On peut s’en étonner de prime abord, car un abîme sépare les individus. L’entraide est réalisable dans les circonstances nées des conditions sociales, du milieu, de la profession ; dès qu’entrent en jeu les lois inéluctables de la vie, la nature nous repousse avec brutalité. Qu’une grande douleur éclate à côté de nous, bien vite nous sentirons notre impuissance. On présente les condoléances banales ; est-il aisé d’en sortir ? S’il s’agit d’une perte cruelle, croit-on guérir la plaie en égrenant la litanie des arguments lénitifs, donnés par les traités de philosophie ? Il tourne vite au personnage muet, le rôle de consolateur ; quelques larmes, un serrement de mains, voilà ce qu’on offre de mieux. Et, devant le lit d’agonie de la mère, de l’ami, qui se débattent sous l’étreinte de la mort, alors qu’on donnerait pour eux la totalité de sa vie, un mur se dresse infranchissable ; de vaines paroles, des sanglots inutiles, c’est tout ce que nous trouvons dans la détresse de notre cœur… Pourtant l’égoïsme absolu est contre nature ; il se rencontre seulement chez les hypocondriaques ou déments atteints d’insensibilité morale.
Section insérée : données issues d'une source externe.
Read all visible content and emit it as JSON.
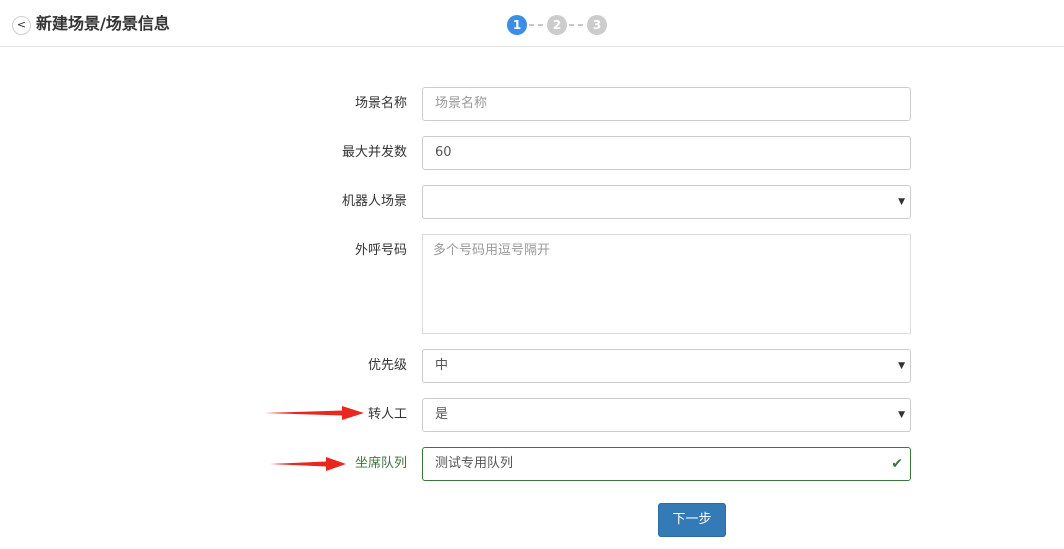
{
  "header": {
    "back_glyph": "<",
    "title": "新建场景/场景信息"
  },
  "steps": [
    {
      "label": "1",
      "active": true
    },
    {
      "label": "2",
      "active": false
    },
    {
      "label": "3",
      "active": false
    }
  ],
  "form": {
    "scene_name": {
      "label": "场景名称",
      "placeholder": "场景名称",
      "value": ""
    },
    "max_concurrency": {
      "label": "最大并发数",
      "value": "60"
    },
    "robot_scene": {
      "label": "机器人场景",
      "value": ""
    },
    "outbound_numbers": {
      "label": "外呼号码",
      "placeholder": "多个号码用逗号隔开"
    },
    "priority": {
      "label": "优先级",
      "value": "中"
    },
    "transfer_to_human": {
      "label": "转人工",
      "value": "是"
    },
    "agent_queue": {
      "label": "坐席队列",
      "value": "测试专用队列"
    }
  },
  "next_button": {
    "label": "下一步"
  },
  "colors": {
    "accent": "#337ab7",
    "step_active": "#3a8ee6",
    "step_inactive": "#cccccc",
    "success": "#3c763d",
    "annotation_arrow": "#e8281e"
  },
  "icons": {
    "back": "chevron-left-icon",
    "select": "caret-down-icon",
    "valid": "checkmark-icon",
    "annotation": "red-arrow-icon"
  }
}
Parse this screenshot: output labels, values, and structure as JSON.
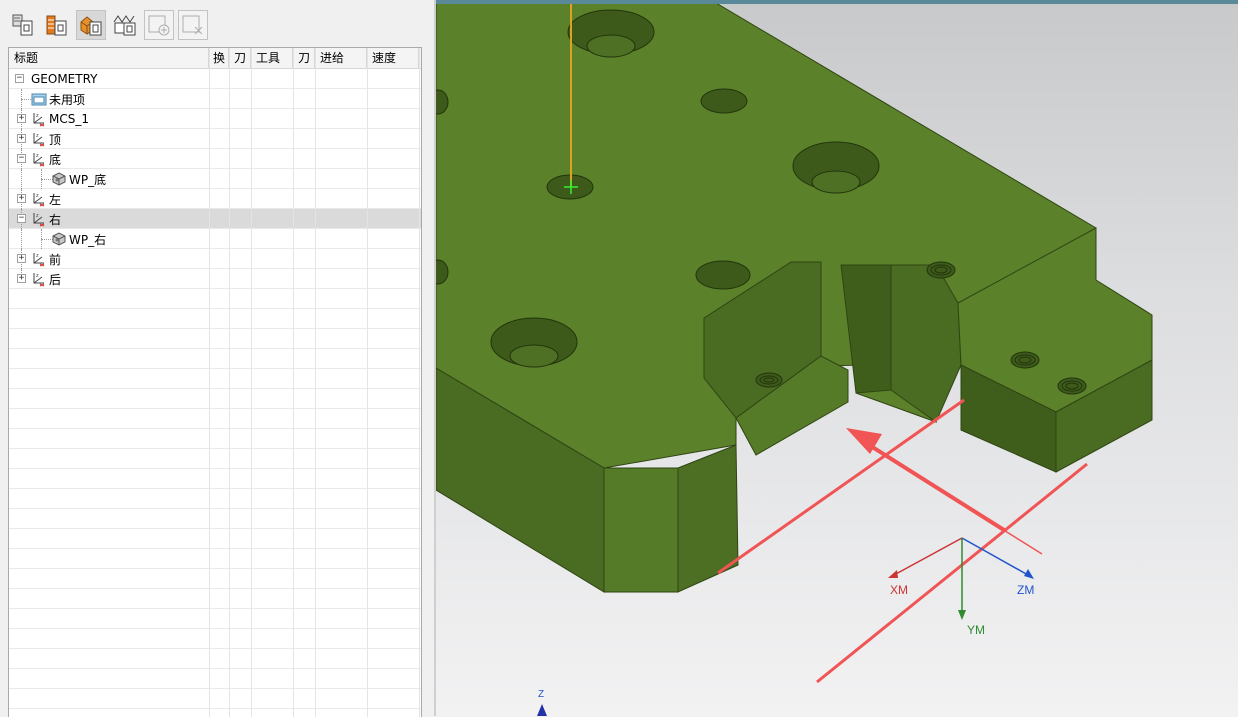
{
  "toolbar": {
    "buttons": [
      {
        "icon": "program-order-view-icon"
      },
      {
        "icon": "machine-tool-view-icon"
      },
      {
        "icon": "geometry-view-icon",
        "active": true
      },
      {
        "icon": "machining-method-view-icon"
      },
      {
        "icon": "add-object-icon",
        "disabled": true
      },
      {
        "icon": "remove-object-icon",
        "disabled": true
      }
    ]
  },
  "navigator": {
    "columns": [
      "标题",
      "换",
      "刀",
      "工具",
      "刀",
      "进给",
      "速度"
    ],
    "rows": [
      {
        "label": "GEOMETRY",
        "level": 0,
        "expander": "minus",
        "icon": "none"
      },
      {
        "label": "未用项",
        "level": 1,
        "expander": "none",
        "icon": "folder-icon"
      },
      {
        "label": "MCS_1",
        "level": 1,
        "expander": "plus",
        "icon": "mcs-icon"
      },
      {
        "label": "顶",
        "level": 1,
        "expander": "plus",
        "icon": "mcs-icon"
      },
      {
        "label": "底",
        "level": 1,
        "expander": "minus",
        "icon": "mcs-icon"
      },
      {
        "label": "WP_底",
        "level": 2,
        "expander": "none",
        "icon": "workpiece-icon"
      },
      {
        "label": "左",
        "level": 1,
        "expander": "plus",
        "icon": "mcs-icon"
      },
      {
        "label": "右",
        "level": 1,
        "expander": "minus",
        "icon": "mcs-icon",
        "selected": true
      },
      {
        "label": "WP_右",
        "level": 2,
        "expander": "none",
        "icon": "workpiece-icon"
      },
      {
        "label": "前",
        "level": 1,
        "expander": "plus",
        "icon": "mcs-icon"
      },
      {
        "label": "后",
        "level": 1,
        "expander": "plus",
        "icon": "mcs-icon"
      }
    ]
  },
  "viewport": {
    "axes": {
      "xm": "XM",
      "ym": "YM",
      "zm": "ZM",
      "z": "Z"
    },
    "colors": {
      "part_top": "#5b812b",
      "part_side": "#4a6b22",
      "part_dark": "#3d5a1a",
      "arrow": "#f05454",
      "xm": "#cc3333",
      "ym": "#2e8b2e",
      "zm": "#2255cc",
      "tool_line": "#e0a020"
    }
  }
}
Mais la sympathie pour autrui présente de multiples degrés qui, de la synergie ou tendance à l’imitation, s’élèvent jusqu’à l’amour et l’amitié, en passant par la synesthésie ou contagion des émotions, la pitié, la bienveillance, la bienfaisance, etc. Elle affecte aussi des formes diverses, inclinations corporatives, philanthropiques, humanitaires ; elle peut s’étendre aux animaux, aux plantes, au cosmos tout entier. Parce que notre être rejoint tous les autres dans l’être universel, parce que nous vivons de lui, nous aspirons à faire pénétrer dans notre personnalité transi-

toire et finie l’infini de l’éternel univers. Nous sommes frères de tous les hommes, frères des animaux, frères des plantes, frères des astres ; êtres et choses sont des formes passagères d’une même vie. Cette conception, familière depuis des millénaires aux penseurs d’Orient, ne fut inconnue de ceux d’Occident, ni dans l’antiquité ni dans les temps modernes. C’est une de ces doctrines éternelles dont l’inventeur n’est pas nommé et qui ne sauraient mourir, parce qu’à toute époque elles germent naturellement dans plusieurs cerveaux. Avec elle l’âme atteint à la magnanimité suprême puisqu’elle se hausse à la taille de la réalité prise dans sa totalité. Et elle justifie le sentiment d’universelle fraternité éprouvé par l’esprit qui, s’élevant au-dessus de l’espace et du temps, perçoit l’identité finale de tous, par-delà les oppositions transitoires des personnes.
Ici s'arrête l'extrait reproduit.